Innovation: Risks and Rewards
February 10, 2020 In: Sound Bits
At the core of the Paul R. Judy Center for Innovation and Research is a focus on the 21st Century evolution of the innovative ensemble, with a focus on creative, artist-centered ensembles that reflect new models of artistic innovation, organizational relationships, and operational sustainability. This mission requires us to continually reflect on the meaning, purpose, and impact of innovation.
Enter Anthony Tommasini, Chief Classical Music Critic for the New York Times, and Randel Cole, a New York Philharmonic subscriber and NY Times reader. In the December 9, 2019 Ask A Critic feature in the NY Times titled Is ‘Playing it Safe’ Bad for Classical Music?, Tommasini shares a colorful exchange between Cole and himself. Cole took issue with Tommasini’s assessment that New York Philharmonic and its guest conductor, Philippe Jordan, had ‘played it safe’ with their November 2019 programming of Beethoven’s Symphony no. 7 and other classics. Cole argued that the needs and aesthetics of the ‘listening public’ were different than that of music critics and that ‘playing it safe’ might be what he and other audience members want to hear.

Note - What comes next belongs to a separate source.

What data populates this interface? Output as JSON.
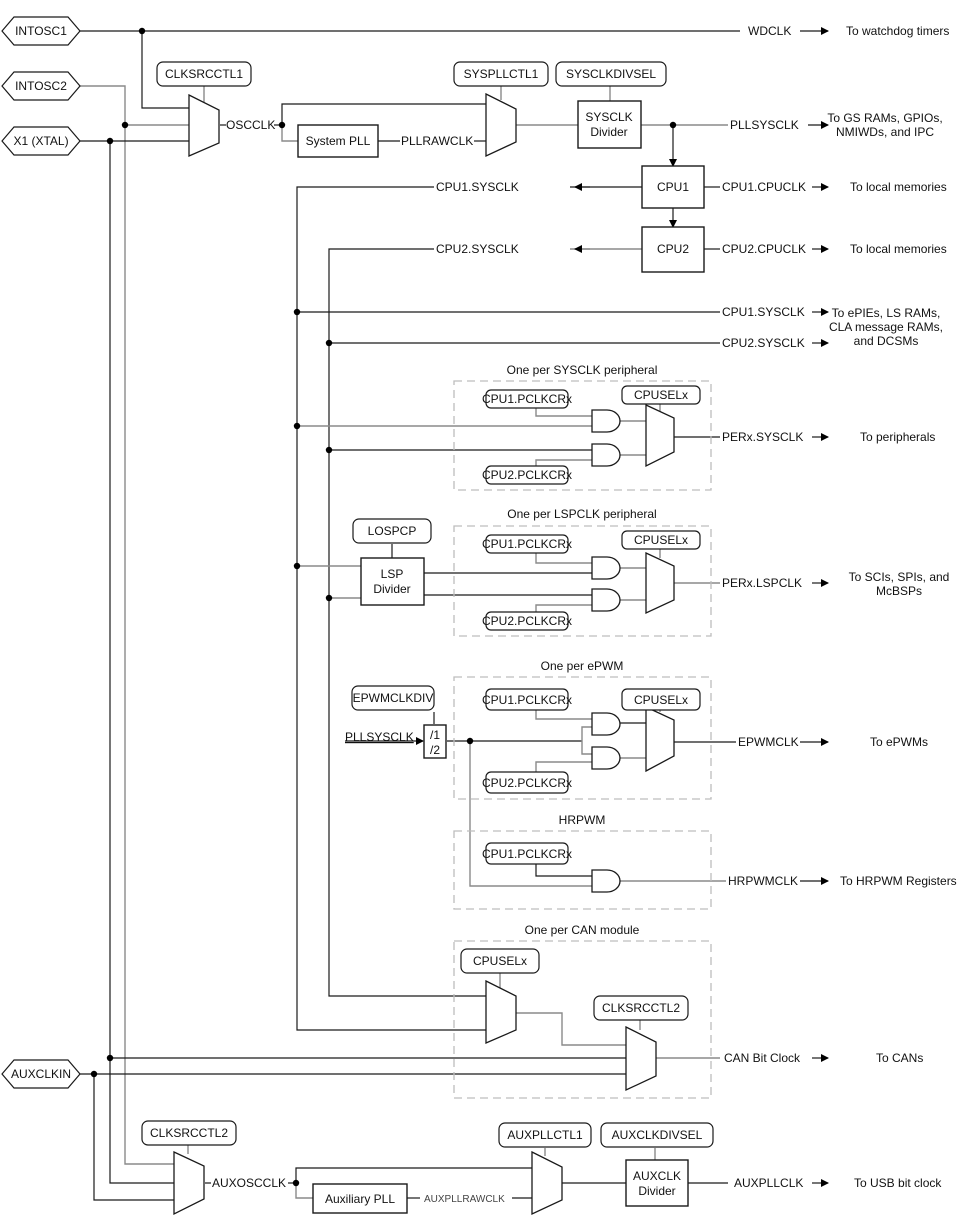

In his response, Tommasini reminded Cole that Symphony no. 7 was in-fact ‘cutting edge’ when it was composed, and that we should embrace contemporary classical music in the same we we embrace other contemporary art. While the two showed mutual respect and empathy towards each other’s arguments, the divergent viewpoints remained.
In many regards, the fact that this concert, and its programming, encouraged the exchange to occur could point to the success of the programming. It also highlights the responsibility and opportunity that comes with “innovative” programming. What responsibility do 21st century ensembles have to both develop the aesthetics of their audiences and educate them? How do we meet the needs of our audiences while at the same time expanding their artistic bandwidth? Navigating this responsibility to advance our chosen art-form while also cultivating compelling programming that is engaging to our audiences could be viewed as the art of programming.